Plus, there is naturally a number of exciting projects that may not necessarily lead anywhere immediately, but can contribute to something positive in the long run. Such as experiments to get silicon to glow. Were you to achieve this, you could produce electronics that require far less energy,” says Hellström. “This is because data could then be moved with the light instead of electricity.”
“There has been a big focus on the shortage of semiconductors in recent years. Electrum Lab may not be able to resolve this problem directly, but it can contribute very much indirectly. This is achieved by educating skilled individuals that in their turn, can help reduce this shortage by building up a semiconductor industry in Europe,” says Nordell.
Change of focus
Electrum Lab has gone through various changes over the years. During its first decade, the focus lay on the telecoms industry, on lasers and transistors. On companies such as Ericsson, the then Televerket and ABB. Then came the millennium shift and the IT crash, and Electrum Lab broadened its activities.
“Many more subject areas were added after that. Such as security, energy, life sciences, and transport,” says Nordell, who points to a spread in an Electrum Lab folder that describes the enterprise today. What has been the biggest event in Electrum Lab’s history? Probably the diversification that happened then, around about the year 2000.”

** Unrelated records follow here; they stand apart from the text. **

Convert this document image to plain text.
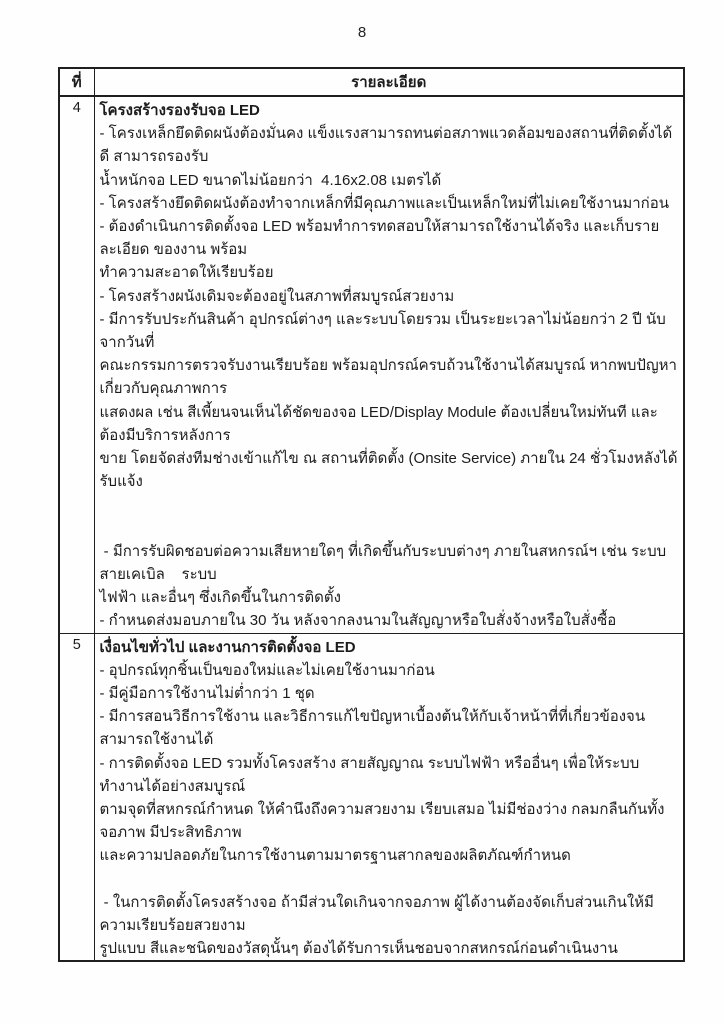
8
ที่	รายละเอียด
4	โครงสร้างรองรับจอ LED
- โครงเหล็กยึดติดผนังต้องมั่นคง แข็งแรงสามารถทนต่อสภาพแวดล้อมของสถานที่ติดตั้งได้ดี สามารถรองรับ
น้ำหนักจอ LED ขนาดไม่น้อยกว่า  4.16x2.08 เมตรได้
- โครงสร้างยึดติดผนังต้องทำจากเหล็กที่มีคุณภาพและเป็นเหล็กใหม่ที่ไม่เคยใช้งานมาก่อน
- ต้องดำเนินการติดตั้งจอ LED พร้อมทำการทดสอบให้สามารถใช้งานได้จริง และเก็บรายละเอียด ของงาน พร้อม
ทำความสะอาดให้เรียบร้อย
- โครงสร้างผนังเดิมจะต้องอยู่ในสภาพที่สมบูรณ์สวยงาม
- มีการรับประกันสินค้า อุปกรณ์ต่างๆ และระบบโดยรวม เป็นระยะเวลาไม่น้อยกว่า 2 ปี นับจากวันที่
คณะกรรมการตรวจรับงานเรียบร้อย พร้อมอุปกรณ์ครบถ้วนใช้งานได้สมบูรณ์ หากพบปัญหาเกี่ยวกับคุณภาพการ
แสดงผล เช่น สีเพี้ยนจนเห็นได้ชัดของจอ LED/Display Module ต้องเปลี่ยนใหม่ทันที และต้องมีบริการหลังการ
ขาย โดยจัดส่งทีมช่างเข้าแก้ไข ณ สถานที่ติดตั้ง (Onsite Service) ภายใน 24 ชั่วโมงหลังได้รับแจ้ง
- มีการรับผิดชอบต่อความเสียหายใดๆ ที่เกิดขึ้นกับระบบต่างๆ ภายในสหกรณ์ฯ เช่น ระบบสายเคเบิล    ระบบ
ไฟฟ้า และอื่นๆ ซึ่งเกิดขึ้นในการติดตั้ง
- กำหนดส่งมอบภายใน 30 วัน หลังจากลงนามในสัญญาหรือใบสั่งจ้างหรือใบสั่งซื้อ

5	เงื่อนไขทั่วไป และงานการติดตั้งจอ LED
- อุปกรณ์ทุกชิ้นเป็นของใหม่และไม่เคยใช้งานมาก่อน
- มีคู่มือการใช้งานไม่ต่ำกว่า 1 ชุด
- มีการสอนวิธีการใช้งาน และวิธีการแก้ไขปัญหาเบื้องต้นให้กับเจ้าหน้าที่ที่เกี่ยวข้องจนสามารถใช้งานได้
- การติดตั้งจอ LED รวมทั้งโครงสร้าง สายสัญญาณ ระบบไฟฟ้า หรืออื่นๆ เพื่อให้ระบบทำงานได้อย่างสมบูรณ์
ตามจุดที่สหกรณ์กำหนด ให้คำนึงถึงความสวยงาม เรียบเสมอ ไม่มีช่องว่าง กลมกลืนกันทั้งจอภาพ มีประสิทธิภาพ
และความปลอดภัยในการใช้งานตามมาตรฐานสากลของผลิตภัณฑ์กำหนด
- ในการติดตั้งโครงสร้างจอ ถ้ามีส่วนใดเกินจากจอภาพ ผู้ได้งานต้องจัดเก็บส่วนเกินให้มีความเรียบร้อยสวยงาม
รูปแบบ สีและชนิดของวัสดุนั้นๆ ต้องได้รับการเห็นชอบจากสหกรณ์ก่อนดำเนินงาน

Nordell also names all the investments in silicon carbide and sensors as part of successes achieved.
“But I am probably most proud of the Lab as a tech incubator that has enabled companies to grow in a systematic and properly thought out way.”
He sees a bright future ahead. Persuading more researchers to join the environment is a priority. Researchers that can develop technology of the future, and create new enterprises with the help of the people and equipment in the Lab.
“And Per-Erik Hellström is now Scientific Director of Electrum Lab. He can not only bring new ideas to the table, but also thoughts on how the infrastructure can be utilised in the best ways, both scientifically and commercially.”